I wonder about these things too. I've been feeling so bad lately that I went to see my doctor the past week. After talking to me for close to 30 mins she explained that from my symptoms I presented and my history, that this was essentially - "how I was" ..it was how my body and mind and makeup is. I think I've heard just about every explanation for depression there is out there - and nobody seems to have a clear cut answer. I've tried to convince myself it was just attitude, or environment, or whatever anything besides genes - so that I'd feel my life wasn't hopeless, i wasn't a victim of fate. I have tried to be as healthy as I possibly can. I think I am among the physically healthiest that I know. Infact I don't know anyone who eats quite as healthy as I do. I have a body and a life that many would simply **** for, and i'm told this frequently by people that love me. But I haven't dated in years and I feel like I'm barely alive, barely living. And I suffer from the depression and negativity.
I think she is right. This all started happening to me after i hit puberty..and I can't explain the effects I get when I do go on an antidepressant. I feel better, I have more energy and more drive, more dreams and more creativity about the future. Its as if I'm actually living, actually alive. It's as if I come alive. And it feels great (minus the side effects). I hate depression and wish it would just go away. But we have to live with this. ..i know how hard it is. When I'm depressed there are a cascade of changes that subtly take shape in the way i interpret and feel things. It's just as if I can't be positive. If I find out my friend is going to Vegas...and i see him talking about it on fb, with his friends organizing a trip; i instantly feel depressed and resentful and sad. I think "he's going without me". or "he doesn't like me that much as a friend" crosses my mind. What I'm saying is it seems to be a negative interpretive experience that pervades my thinking...but its just how i am. i mean when left alone that is just how i tend to feel and think, normally. On antidepressants I can tell you it wouldn't affect me like that. It would probably hit me as a minor blow I could shake off and still be positive about - and think , hey I hope he has fun!..and maybe even call to ask if i could go with him.
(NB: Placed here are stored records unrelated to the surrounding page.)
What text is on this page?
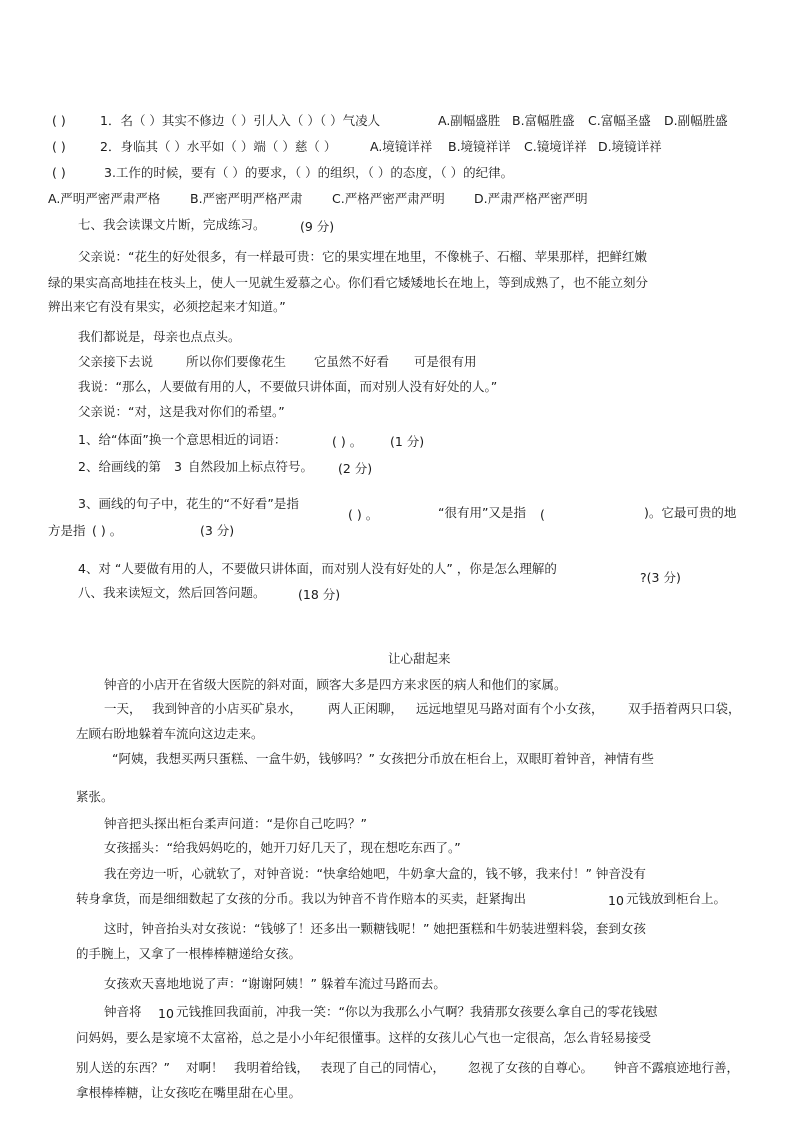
( )	1．名（ ）其实不修边（ ）引人入（ ）（ ）气凌人	A.副幅盛胜 B.富幅胜盛 C.富幅圣盛 D.副幅胜盛
( )	2．身临其（ ）水平如（ ）端（ ）慈（ ）	A.境镜详祥 B.境镜祥详 C.镜境详祥 D.境镜详祥
( )	3.工作的时候，要有（ ）的要求，（ ）的组织，（ ）的态度，（ ）的纪律。
A.严明严密严肃严格 B.严密严明严格严肃 C.严格严密严肃严明 D.严肃严格严密严明
七、我会读课文片断，完成练习。	(9 分)
父亲说：“花生的好处很多，有一样最可贵：它的果实埋在地里，不像桃子、石榴、苹果那样，把鲜红嫩
绿的果实高高地挂在枝头上，使人一见就生爱慕之心。你们看它矮矮地长在地上，等到成熟了，也不能立刻分
辨出来它有没有果实，必须挖起来才知道。”
我们都说是，母亲也点点头。
父亲接下去说	所以你们要像花生 它虽然不好看 可是很有用
我说：“那么，人要做有用的人，不要做只讲体面，而对别人没有好处的人。”
父亲说：“对，这是我对你们的希望。”
1、给“体面”换一个意思相近的词语：	( ) 。 (1 分)
2、给画线的第 3 自然段加上标点符号。 (2 分)
3、画线的句子中，花生的“不好看”是指
( ) 。	“很有用”又是指 (	)。它最可贵的地
方是指 ( ) 。	(3 分)
4、对 “人要做有用的人，不要做只讲体面，而对别人没有好处的人” ，你是怎么理解的
?(3 分)
八、我来读短文，然后回答问题。	(18 分)
让心甜起来
钟音的小店开在省级大医院的斜对面，顾客大多是四方来求医的病人和他们的家属。
一天， 我到钟音的小店买矿泉水， 两人正闲聊， 远远地望见马路对面有个小女孩， 双手捂着两只口袋，
左顾右盼地躲着车流向这边走来。
“阿姨，我想买两只蛋糕、一盒牛奶，钱够吗？” 女孩把分币放在柜台上，双眼盯着钟音，神情有些
紧张。
钟音把头探出柜台柔声问道：“是你自己吃吗？”
女孩摇头：“给我妈妈吃的，她开刀好几天了，现在想吃东西了。”
我在旁边一听，心就软了，对钟音说：“快拿给她吧，牛奶拿大盒的，钱不够，我来付！” 钟音没有
转身拿货，而是细细数起了女孩的分币。我以为钟音不肯作赔本的买卖，赶紧掏出	10 元钱放到柜台上。
这时，钟音抬头对女孩说：“钱够了！还多出一颗糖钱呢！” 她把蛋糕和牛奶装进塑料袋，套到女孩
的手腕上，又拿了一根棒棒糖递给女孩。
女孩欢天喜地地说了声：“谢谢阿姨！” 躲着车流过马路而去。
钟音将 10 元钱推回我面前，冲我一笑：“你以为我那么小气啊？我猜那女孩要么拿自己的零花钱慰
问妈妈，要么是家境不太富裕，总之是小小年纪很懂事。这样的女孩儿心气也一定很高，怎么肯轻易接受
别人送的东西？” 对啊！ 我明着给钱， 表现了自己的同情心， 忽视了女孩的自尊心。 钟音不露痕迹地行善，
拿根棒棒糖，让女孩吃在嘴里甜在心里。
The changes your life takes based on mood!!! I do so many things when I'm nondepressed that just wouldn't happen when I feel like i normally do. It's really, really sad.
I'm going to get on an AD this week because, I need it. I finally admit I need it to live my best life. To be myself. I don't know what I'll take because I've tried so many and gotten side effects from nearly all. I know I only need low doses for it to be effective - but I'm thinking trazodone. I know no one uses this as an antidepressant anymore but i can't understand why. I think it just might work, especially if i can get the XR formula.
I've thought about why I can't control this stuff without medication, or if its even possible to control it that way. I just feel that there is a complex cascade of effects that I'm not sure doing CBT would turn around, like taking a med would. Meds change me and they work and I don't know how. I know studies have come out that said CBT is just as effective at treating Depression as medications are. But I can't understand this. Medication changes me in a way that is drastic..i just haven't got the same benefit from doing cognitive therapy. Maybe i haven't tried hard enough...the depression makes you not want to try. it makes everything seem insurmounting and hopeless. Like "how can I catch every single negative thought I have, or change a mindset" ...."it would be impossible" ....or " i cant get the changes i get from taking a med" ....I just truly don't understand how cbt could get rid of all the cascade of effects that depression is.
Has anyone accomplished this? Can you give any advice to me?
p.s. I think that depression, whether its caused biologically or whatever...is underpinned by a pervasive negative way of thinking. I don't know why all people seem to share the same ways. but research has shown that it doesn't matter the cause - addressing the negative thoughts does turn it around. I wish I knew the cause. ...its weird to think of how biology or genes can make your thinking style a certain negative way. there are some evolutionary explanations for how the brain works and for depression - that a depressed outlook is more realistic and helpful for immediate survival situations. So this can explain its adaptive existence. I don't think anything would just come around or exist for no reason. Anyway - i don't know why i think the way i do - why i interpret things negatively and 'in a depressed manner' consistently. but maybe i don't have to. maybe just working on changing it may help. seeing my own thoughts as if iw as an outside observer and generated from my brain, not from me. And though i naturally have a pessimistic style of cognition, that through work i can modify it ...and that though I may always have this pessimistic style of thinking and interpreting..with work i can maybe modify it to the point where i don't have to watch and correct my thoughts all the time - but that i can permanently change my explanatory style. Is there any research for this?
Edited by EastDream, 27 May 2012 - 08:44 AM.